The newest story point is orbital AI data centers. Anthropic and SpaceX have announced a relationship that could include data centers for artificial intelligence in orbit. Last week, it was said that Google was in talks with SpaceX to send rockets into orbit for artificial intelligence infrastructure. These aren't today's sales; they're the forward multiplier that the $1.75-trillion value thinks is likely.
The xAI merger that happened in February is a key strategic part of this theory. Musk has made it clear that SpaceX and xAI will provide the infrastructure for orbital AI computing. Starship will launch the satellites, Colossus-class computing will run the models, and Starlink will connect the orbital infrastructure to users on Earth. The main analytical question before the listing is whether this vertical merger adds value or makes things more complicated.
How Public Investors Are Already Positioning
SpaceX will stay private until June, when it goes public, but the IPO date has already given listed proxies and thematic funds a lot of steam.
Rocket Lab (NASDAQ: RKLB) has gone up 57% since March 25 as investors look for stocks that can be traded in the space market. Between those two dates, Intuitive Machines has gone up 46% and Firefly Aerospace has gone up 36%.
The ARK Space Exploration ETF (ARKX) gives buyers a wide range of launch, satellite, and orbital infrastructure names to choose from if they want to get exposure to a theme without focusing on just one stock.
Morgan Stanley formalized the investment world with its Space 60 list of names in the space economy that can be invested in. About 24 of those names have doubled in value so far this year, which shows that speculative positioning has moved beyond pure-play launch operators and into areas like satellite communications, data processing, and supporting cloud infrastructure.

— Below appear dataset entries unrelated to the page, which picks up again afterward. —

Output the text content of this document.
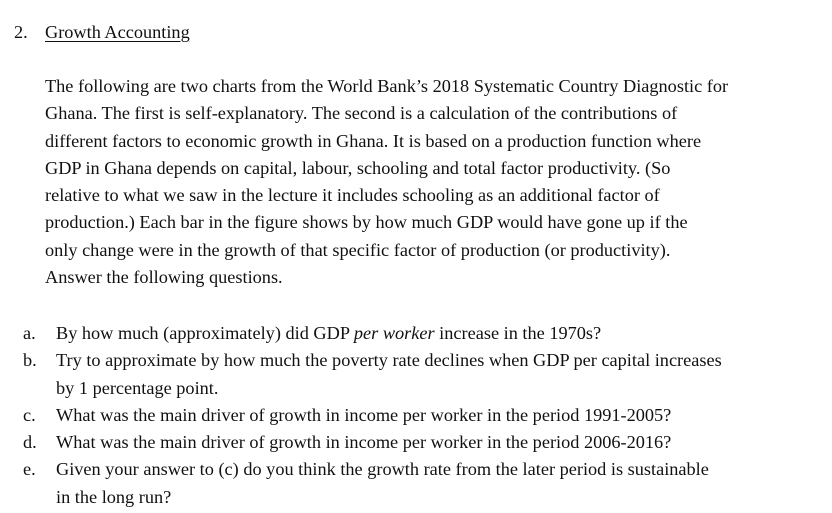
2. Growth Accounting

The following are two charts from the World Bank’s 2018 Systematic Country Diagnostic for
Ghana. The first is self-explanatory. The second is a calculation of the contributions of
different factors to economic growth in Ghana. It is based on a production function where
GDP in Ghana depends on capital, labour, schooling and total factor productivity. (So
relative to what we saw in the lecture it includes schooling as an additional factor of
production.) Each bar in the figure shows by how much GDP would have gone up if the
only change were in the growth of that specific factor of production (or productivity).
Answer the following questions.

a. By how much (approximately) did GDP per worker increase in the 1970s?
b. Try to approximate by how much the poverty rate declines when GDP per capital increases
by 1 percentage point.
c. What was the main driver of growth in income per worker in the period 1991-2005?
d. What was the main driver of growth in income per worker in the period 2006-2016?
e. Given your answer to (c) do you think the growth rate from the later period is sustainable
in the long run?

Alphabet (GOOGL) is in the next group because of Google Cloud's exposure to satellite communications and its stated talks about building a data center in space for SpaceX.
The Valuation Risk That History Keeps Flagging
At the $1.75 trillion goal, the 100x price-to-sales multiple is the one that buyers need to be the most careful with. As an example, Nvidia, the semiconductor company that is most directly building out AI infrastructure, trades at a recent value of about 25 to 30 times forward sales. If you price SpaceX at $1.75 trillion, you're assuming that Starlink subscriber growth, regular commercial launches of Starship, and orbital AI income will all come together in a way that none of these companies has shown work on a large scale yet.

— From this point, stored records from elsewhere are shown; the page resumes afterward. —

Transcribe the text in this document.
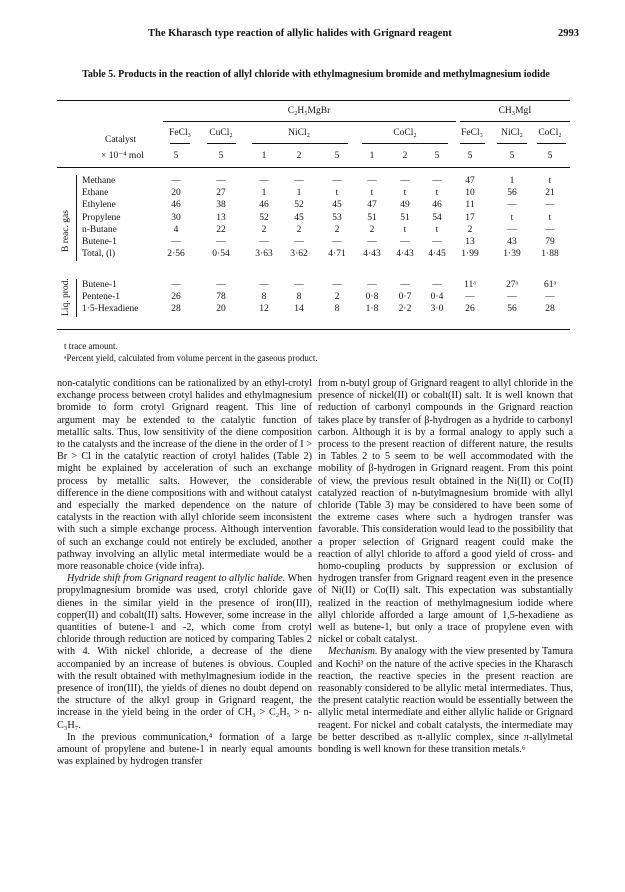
The Kharasch type reaction of allylic halides with Grignard reagent	2993
Table 5. Products in the reaction of allyl chloride with ethylmagnesium bromide and methylmagnesium iodide
C₂H₅MgBr	CH₃MgI
FeCl₃ CuCl₂	NiCl₂	CoCl₂	FeCl₃ NiCl₂ CoCl₂
Catalyst
× 10⁻⁴ mol	5	5	1	2	5	1	2	5	5	5	5
Methane	—	—	—	—	—	— — — 47	1	t
Ethane	20	27	1	1	t	t	t	t	10	56	21
Ethylene	46	38	46	52	45	47 49 46 11	—	—
Propylene	30	13	52	45	53	51 51 54 17	t	t
n-Butane	4	22	2	2	2	2	t	t	2	—	—
Butene-1	—	—	—	—	—	— — — 13	43	79
Total, (l)	2·56	0·54	3·63 3·62 4·71 4·43 4·43 4·45 1·99	1·39 1·88
B reac. gas
Butene-1	—	—	—	—	—	— — — 11ᵃ	27ᵃ	61ᵃ
Pentene-1	26	78	8	8	2	0·8 0·7 0·4 —	—	—
1·5-Hexadiene	28	20	12	14	8	1·8 2·2 3·0 26	56	28
Liq. prod.
t trace amount.
ᵃPercent yield, calculated from volume percent in the gaseous product.

non-catalytic conditions can be rationalized by an ethyl-crotyl exchange process between crotyl halides and ethylmagnesium bromide to form crotyl Grignard reagent. This line of argument may be extended to the catalytic function of metallic salts. Thus, low sensitivity of the diene composition to the catalysts and the increase of the diene in the order of I > Br > Cl in the catalytic reaction of crotyl halides (Table 2) might be explained by acceleration of such an exchange process by metallic salts. However, the considerable difference in the diene compositions with and without catalyst and especially the marked dependence on the nature of catalysts in the reaction with allyl chloride seem inconsistent with such a simple exchange process. Although intervention of such an exchange could not entirely be excluded, another pathway involving an allylic metal intermediate would be a more reasonable choice (vide infra).

Hydride shift from Grignard reagent to allylic halide. When propylmagnesium bromide was used, crotyl chloride gave dienes in the similar yield in the presence of iron(III), copper(II) and cobalt(II) salts. However, some increase in the quantities of butene-1 and -2, which come from crotyl chloride through reduction are noticed by comparing Tables 2 with 4. With nickel chloride, a decrease of the diene accompanied by an increase of butenes is obvious. Coupled with the result obtained with methylmagnesium iodide in the presence of iron(III), the yields of dienes no doubt depend on the structure of the alkyl group in Grignard reagent, the increase in the yield being in the order of CH₃ > C₂H₅ > n-C₃H₇.

In the previous communication,⁴ formation of a large amount of propylene and butene-1 in nearly equal amounts was explained by hydrogen transfer

from n-butyl group of Grignard reagent to allyl chloride in the presence of nickel(II) or cobalt(II) salt. It is well known that reduction of carbonyl compounds in the Grignard reaction takes place by transfer of β-hydrogen as a hydride to carbonyl carbon. Although it is by a formal analogy to apply such a process to the present reaction of different nature, the results in Tables 2 to 5 seem to be well accommodated with the mobility of β-hydrogen in Grignard reagent. From this point of view, the previous result obtained in the Ni(II) or Co(II) catalyzed reaction of n-butylmagnesium bromide with allyl chloride (Table 3) may be considered to have been some of the extreme cases where such a hydrogen transfer was favorable. This consideration would lead to the possibility that a proper selection of Grignard reagent could make the reaction of allyl chloride to afford a good yield of cross- and homo-coupling products by suppression or exclusion of hydrogen transfer from Grignard reagent even in the presence of Ni(II) or Co(II) salt. This expectation was substantially realized in the reaction of methylmagnesium iodide where allyl chloride afforded a large amount of 1,5-hexadiene as well as butene-1, but only a trace of propylene even with nickel or cobalt catalyst.

Mechanism. By analogy with the view presented by Tamura and Kochi³ on the nature of the active species in the Kharasch reaction, the reactive species in the present reaction are reasonably considered to be allylic metal intermediates. Thus, the present catalytic reaction would be essentially between the allylic metal intermediate and either allylic halide or Grignard reagent. For nickel and cobalt catalysts, the intermediate may be better described as π-allylic complex, since π-allylmetal bonding is well known for these transition metals.⁶
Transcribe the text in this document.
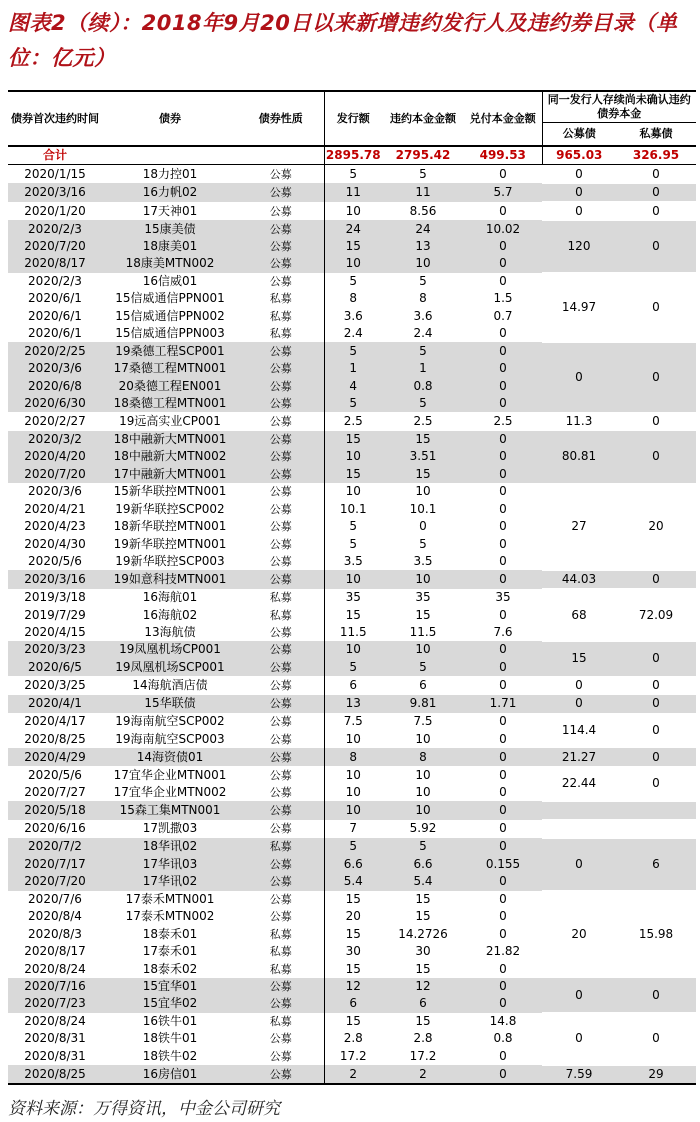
图表2（续）：2018年9月20日以来新增违约发行人及违约券目录（单位：亿元）
债券首次违约时间	债券	债券性质	发行额	违约本金金额	兑付本金金额	同一发行人存续尚未确认违约债券本金	
						公募债	私募债
合计			2895.78	2795.42	499.53	965.03	326.95
2020/1/15	18力控01	公募	5	5	0	0	0
2020/3/16	16力帆02	公募	11	11	5.7	0	0
2020/1/20	17天神01	公募	10	8.56	0	0	0
2020/2/3	15康美债	公募	24	24	10.02	120	0
2020/7/20	18康美01	公募	15	13	0		
2020/8/17	18康美MTN002	公募	10	10	0		
2020/2/3	16信威01	公募	5	5	0	14.97	0
2020/6/1	15信威通信PPN001	私募	8	8	1.5		
2020/6/1	15信威通信PPN002	私募	3.6	3.6	0.7		
2020/6/1	15信威通信PPN003	私募	2.4	2.4	0		
2020/2/25	19桑德工程SCP001	公募	5	5	0	0	0
2020/3/6	17桑德工程MTN001	公募	1	1	0		
2020/6/8	20桑德工程EN001	公募	4	0.8	0		
2020/6/30	18桑德工程MTN001	公募	5	5	0		
2020/2/27	19远高实业CP001	公募	2.5	2.5	2.5	11.3	0
2020/3/2	18中融新大MTN001	公募	15	15	0	80.81	0
2020/4/20	18中融新大MTN002	公募	10	3.51	0		
2020/7/20	17中融新大MTN001	公募	15	15	0		
2020/3/6	15新华联控MTN001	公募	10	10	0	27	20
2020/4/21	19新华联控SCP002	公募	10.1	10.1	0		
2020/4/23	18新华联控MTN001	公募	5	0	0		
2020/4/30	19新华联控MTN001	公募	5	5	0		
2020/5/6	19新华联控SCP003	公募	3.5	3.5	0		
2020/3/16	19如意科技MTN001	公募	10	10	0	44.03	0
2019/3/18	16海航01	私募	35	35	35	68	72.09
2019/7/29	16海航02	私募	15	15	0		
2020/4/15	13海航债	公募	11.5	11.5	7.6		
2020/3/23	19凤凰机场CP001	公募	10	10	0	15	0
2020/6/5	19凤凰机场SCP001	公募	5	5	0		
2020/3/25	14海航酒店债	公募	6	6	0	0	0
2020/4/1	15华联债	公募	13	9.81	1.71	0	0
2020/4/17	19海南航空SCP002	公募	7.5	7.5	0	114.4	0
2020/8/25	19海南航空SCP003	公募	10	10	0		
2020/4/29	14海资债01	公募	8	8	0	21.27	0
2020/5/6	17宜华企业MTN001	公募	10	10	0	22.44	0
2020/7/27	17宜华企业MTN002	公募	10	10	0		
2020/5/18	15森工集MTN001	公募	10	10	0		
2020/6/16	17凯撒03	公募	7	5.92	0		
2020/7/2	18华讯02	私募	5	5	0	0	6
2020/7/17	17华讯03	公募	6.6	6.6	0.155		
2020/7/20	17华讯02	公募	5.4	5.4	0		
2020/7/6	17泰禾MTN001	公募	15	15	0	20	15.98
2020/8/4	17泰禾MTN002	公募	20	15	0		
2020/8/3	18泰禾01	私募	15	14.2726	0		
2020/8/17	17泰禾01	私募	30	30	21.82		
2020/8/24	18泰禾02	私募	15	15	0		
2020/7/16	15宜华01	公募	12	12	0	0	0
2020/7/23	15宜华02	公募	6	6	0		
2020/8/24	16铁牛01	私募	15	15	14.8	0	0
2020/8/31	18铁牛01	公募	2.8	2.8	0.8		
2020/8/31	18铁牛02	公募	17.2	17.2	0		
2020/8/25	16房信01	公募	2	2	0	7.59	29
资料来源：万得资讯，中金公司研究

Post-IPO lockups raise risk in the short run. When early lockup periods end and private supply starts to come into the market, prices have dropped significantly for many high-multiple listings. When lockup periods end, which usually happens 90 to 180 days after listing, SpaceX's employees, early investors, and strategic partners will have built up stock at much lower values. This will create a big overhang.
For most investors, listed proxies like Rocket Lab, Intuitive Machines, and ARKX are still the cleanest way to show the space theme, rather than participating in IPO week at the suggested valuation.
The present goal is June 12. This week's announcement will make it clear if the schedule stays the same or changes.
Three things to keep an eye on: whether SpaceX's price stays at or above $1.75 trillion (indicating that institutional demand is covering the multiple), how many Starlink subscribers are listed in the IPO prospectus (this is the single most important revenue confirmation), and whether the partnerships between Google and Anthropic orbital data centers are formalized with business commitments or are still just an idea.
The size of the IPO will be unprecedented. Whether the valuation is sustainable relies on whether orbital AI compute goes from story to revenue within the 3–5 year window that the multiple is pricing for.